I expect hearings to try to scare people about Social Security's future. I expect little or no attention by the Subcommittee to the functioning of the Social Security Administration itself.

Officially Sanctioned

From a press release:
After proudly serving the long-term disability insurance industry for 15 years, Attorneys Ann Marie Beaudoin and Victor Arruda, Managing Partners of The Social Security Law Group (SSLG) are pleased to announce that, effective January 1, 2011, SSLG became the captive affiliate of Social Security Advocates for the Disabled®, LLC (SSAD). ...

Social Security Advocates for the Disabled® is a service provider for disabled people with a primary focus of advocacy and overpayment collection services on behalf of clients in their pursuit of Social Security Disability Insurance benefits. The company has a nationwide presence with offices in Atlanta, Dallas, Denver, Los Angeles and headquarters in Norwell (Boston), Massachusetts.

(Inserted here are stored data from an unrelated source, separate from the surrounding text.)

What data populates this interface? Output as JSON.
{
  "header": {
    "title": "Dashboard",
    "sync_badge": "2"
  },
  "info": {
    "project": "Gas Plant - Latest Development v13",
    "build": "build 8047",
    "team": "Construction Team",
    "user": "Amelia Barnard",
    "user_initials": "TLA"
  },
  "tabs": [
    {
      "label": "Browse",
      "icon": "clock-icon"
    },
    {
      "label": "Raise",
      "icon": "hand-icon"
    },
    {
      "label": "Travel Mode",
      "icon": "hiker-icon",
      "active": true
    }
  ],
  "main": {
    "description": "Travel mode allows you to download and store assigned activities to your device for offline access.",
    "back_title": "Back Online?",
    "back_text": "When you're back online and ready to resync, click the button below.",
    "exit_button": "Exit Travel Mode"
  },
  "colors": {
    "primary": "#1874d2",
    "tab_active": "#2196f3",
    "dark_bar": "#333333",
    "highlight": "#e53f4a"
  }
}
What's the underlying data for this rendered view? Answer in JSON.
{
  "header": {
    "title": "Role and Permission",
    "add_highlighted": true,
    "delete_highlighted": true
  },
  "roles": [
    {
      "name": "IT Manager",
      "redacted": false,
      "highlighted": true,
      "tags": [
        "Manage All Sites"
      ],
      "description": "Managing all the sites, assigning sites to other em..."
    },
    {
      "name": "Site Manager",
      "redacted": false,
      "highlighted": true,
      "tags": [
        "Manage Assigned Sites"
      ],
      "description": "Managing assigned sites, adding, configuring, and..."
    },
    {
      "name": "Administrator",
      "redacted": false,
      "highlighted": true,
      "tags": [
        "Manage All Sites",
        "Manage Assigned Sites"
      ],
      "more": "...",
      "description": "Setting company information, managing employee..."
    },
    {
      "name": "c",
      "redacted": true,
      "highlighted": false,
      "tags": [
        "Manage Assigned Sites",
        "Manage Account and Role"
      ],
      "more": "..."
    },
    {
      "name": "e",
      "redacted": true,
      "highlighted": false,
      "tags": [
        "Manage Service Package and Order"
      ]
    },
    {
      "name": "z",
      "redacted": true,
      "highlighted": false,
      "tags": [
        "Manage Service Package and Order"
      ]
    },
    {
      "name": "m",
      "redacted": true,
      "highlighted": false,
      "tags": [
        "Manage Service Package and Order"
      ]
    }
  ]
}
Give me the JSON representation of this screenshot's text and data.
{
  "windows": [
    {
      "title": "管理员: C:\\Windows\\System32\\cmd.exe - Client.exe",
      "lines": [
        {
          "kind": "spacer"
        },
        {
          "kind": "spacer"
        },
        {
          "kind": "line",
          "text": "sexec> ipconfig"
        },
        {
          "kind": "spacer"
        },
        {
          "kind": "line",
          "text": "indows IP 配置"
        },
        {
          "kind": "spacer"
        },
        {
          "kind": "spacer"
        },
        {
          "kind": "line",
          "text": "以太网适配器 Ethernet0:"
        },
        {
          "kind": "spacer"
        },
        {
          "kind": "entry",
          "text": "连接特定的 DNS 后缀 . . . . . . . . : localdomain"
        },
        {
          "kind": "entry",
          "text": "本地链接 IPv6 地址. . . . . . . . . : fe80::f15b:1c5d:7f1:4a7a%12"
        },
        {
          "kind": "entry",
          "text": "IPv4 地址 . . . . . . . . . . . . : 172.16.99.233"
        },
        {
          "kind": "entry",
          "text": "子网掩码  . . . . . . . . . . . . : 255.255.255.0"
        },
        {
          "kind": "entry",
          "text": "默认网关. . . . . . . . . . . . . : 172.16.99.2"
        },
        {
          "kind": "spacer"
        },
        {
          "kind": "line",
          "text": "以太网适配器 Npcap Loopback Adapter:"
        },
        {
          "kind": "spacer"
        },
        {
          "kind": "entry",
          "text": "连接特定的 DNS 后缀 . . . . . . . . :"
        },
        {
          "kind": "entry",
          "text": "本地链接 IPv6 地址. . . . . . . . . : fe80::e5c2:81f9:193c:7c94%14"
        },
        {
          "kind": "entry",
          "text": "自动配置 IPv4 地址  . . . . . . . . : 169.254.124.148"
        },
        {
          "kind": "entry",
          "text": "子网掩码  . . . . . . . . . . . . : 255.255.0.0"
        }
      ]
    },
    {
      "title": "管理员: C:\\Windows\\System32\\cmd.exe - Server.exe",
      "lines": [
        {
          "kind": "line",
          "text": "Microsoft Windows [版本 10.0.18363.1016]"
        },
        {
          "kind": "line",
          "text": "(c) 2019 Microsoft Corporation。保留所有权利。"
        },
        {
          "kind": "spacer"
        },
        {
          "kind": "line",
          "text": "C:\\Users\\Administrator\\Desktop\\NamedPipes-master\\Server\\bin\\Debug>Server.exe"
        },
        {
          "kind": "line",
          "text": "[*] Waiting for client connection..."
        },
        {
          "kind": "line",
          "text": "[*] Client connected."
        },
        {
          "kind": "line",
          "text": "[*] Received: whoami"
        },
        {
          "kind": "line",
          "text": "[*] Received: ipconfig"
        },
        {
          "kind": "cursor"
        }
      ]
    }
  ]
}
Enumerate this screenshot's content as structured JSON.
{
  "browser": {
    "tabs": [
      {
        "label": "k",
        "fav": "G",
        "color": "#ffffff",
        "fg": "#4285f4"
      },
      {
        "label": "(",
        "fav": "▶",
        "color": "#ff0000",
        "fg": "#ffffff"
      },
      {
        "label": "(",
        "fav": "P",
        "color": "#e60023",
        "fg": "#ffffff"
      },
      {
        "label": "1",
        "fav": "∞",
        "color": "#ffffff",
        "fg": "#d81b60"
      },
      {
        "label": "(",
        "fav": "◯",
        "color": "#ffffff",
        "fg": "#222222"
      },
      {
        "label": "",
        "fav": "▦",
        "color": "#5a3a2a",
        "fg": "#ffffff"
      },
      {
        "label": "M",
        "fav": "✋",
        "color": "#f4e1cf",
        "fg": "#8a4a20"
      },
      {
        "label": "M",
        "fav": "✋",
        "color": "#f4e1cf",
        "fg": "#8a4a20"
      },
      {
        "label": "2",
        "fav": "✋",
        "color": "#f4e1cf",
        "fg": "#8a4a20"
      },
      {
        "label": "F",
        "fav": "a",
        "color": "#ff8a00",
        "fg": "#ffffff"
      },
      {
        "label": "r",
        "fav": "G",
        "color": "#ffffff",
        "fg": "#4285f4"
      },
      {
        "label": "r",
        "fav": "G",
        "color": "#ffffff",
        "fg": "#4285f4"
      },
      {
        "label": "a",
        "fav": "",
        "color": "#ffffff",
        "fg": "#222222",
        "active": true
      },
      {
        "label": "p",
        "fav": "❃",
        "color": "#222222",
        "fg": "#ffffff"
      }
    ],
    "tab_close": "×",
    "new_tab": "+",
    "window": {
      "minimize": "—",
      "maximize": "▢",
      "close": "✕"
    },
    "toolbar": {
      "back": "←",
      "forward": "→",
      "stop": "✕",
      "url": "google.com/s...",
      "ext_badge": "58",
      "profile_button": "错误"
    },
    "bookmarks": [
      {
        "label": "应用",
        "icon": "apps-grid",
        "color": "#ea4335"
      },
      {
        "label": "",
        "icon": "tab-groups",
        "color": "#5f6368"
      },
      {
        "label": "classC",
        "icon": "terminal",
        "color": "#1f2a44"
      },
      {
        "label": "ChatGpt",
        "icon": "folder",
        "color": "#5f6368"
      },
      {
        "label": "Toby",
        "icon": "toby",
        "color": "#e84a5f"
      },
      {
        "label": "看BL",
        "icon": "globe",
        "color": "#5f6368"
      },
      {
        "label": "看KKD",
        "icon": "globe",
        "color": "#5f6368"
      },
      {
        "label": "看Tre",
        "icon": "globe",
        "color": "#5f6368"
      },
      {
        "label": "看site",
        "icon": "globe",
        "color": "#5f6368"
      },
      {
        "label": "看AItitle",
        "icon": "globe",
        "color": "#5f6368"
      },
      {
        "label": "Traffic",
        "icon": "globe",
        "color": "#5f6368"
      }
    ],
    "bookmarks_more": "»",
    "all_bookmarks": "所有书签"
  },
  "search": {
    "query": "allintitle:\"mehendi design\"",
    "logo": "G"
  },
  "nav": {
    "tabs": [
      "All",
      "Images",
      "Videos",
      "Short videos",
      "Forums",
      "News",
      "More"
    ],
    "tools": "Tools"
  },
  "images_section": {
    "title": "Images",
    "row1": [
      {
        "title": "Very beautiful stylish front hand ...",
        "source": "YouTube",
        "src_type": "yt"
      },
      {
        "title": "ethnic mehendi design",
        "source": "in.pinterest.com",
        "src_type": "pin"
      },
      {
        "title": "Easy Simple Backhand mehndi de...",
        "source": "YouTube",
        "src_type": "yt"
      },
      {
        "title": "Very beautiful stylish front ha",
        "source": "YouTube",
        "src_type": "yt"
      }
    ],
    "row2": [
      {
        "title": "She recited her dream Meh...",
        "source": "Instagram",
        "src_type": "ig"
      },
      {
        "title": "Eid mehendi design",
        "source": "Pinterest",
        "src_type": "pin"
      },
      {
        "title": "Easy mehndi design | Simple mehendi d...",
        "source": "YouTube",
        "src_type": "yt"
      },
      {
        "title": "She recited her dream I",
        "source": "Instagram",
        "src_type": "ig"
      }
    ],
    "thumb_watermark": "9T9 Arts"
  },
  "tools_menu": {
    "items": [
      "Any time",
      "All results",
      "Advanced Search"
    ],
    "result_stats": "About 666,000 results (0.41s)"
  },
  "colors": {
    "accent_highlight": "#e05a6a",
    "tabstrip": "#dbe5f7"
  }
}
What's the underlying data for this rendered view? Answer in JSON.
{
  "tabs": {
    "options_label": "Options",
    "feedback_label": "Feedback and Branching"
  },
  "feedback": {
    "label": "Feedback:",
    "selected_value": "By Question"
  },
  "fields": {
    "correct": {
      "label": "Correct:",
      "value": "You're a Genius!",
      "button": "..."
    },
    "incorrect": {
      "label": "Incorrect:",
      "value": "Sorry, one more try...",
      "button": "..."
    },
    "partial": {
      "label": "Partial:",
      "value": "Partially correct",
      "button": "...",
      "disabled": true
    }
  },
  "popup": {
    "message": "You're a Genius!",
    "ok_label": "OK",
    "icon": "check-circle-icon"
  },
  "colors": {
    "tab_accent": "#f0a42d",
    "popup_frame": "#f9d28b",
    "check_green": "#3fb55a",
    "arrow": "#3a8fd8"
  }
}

Through our trademarked Consolidated Overpayment Recovery Service (CORS®), we assist claimants in repaying LTD insurers, and help insurers recover SS overpayments in a mutually-agreed upon, stress-free manner. Our CORS® program is officially sanctioned by the SSA Office of Income and Security Programs.

Jan 26, 2011

Closing Early Today?

The Office of Personnel Management has authorized Washington area federal employees to leave work two hours early today because of an impending snowstorm. It is not clear whether this applies to Social Security employees in the Baltimore area.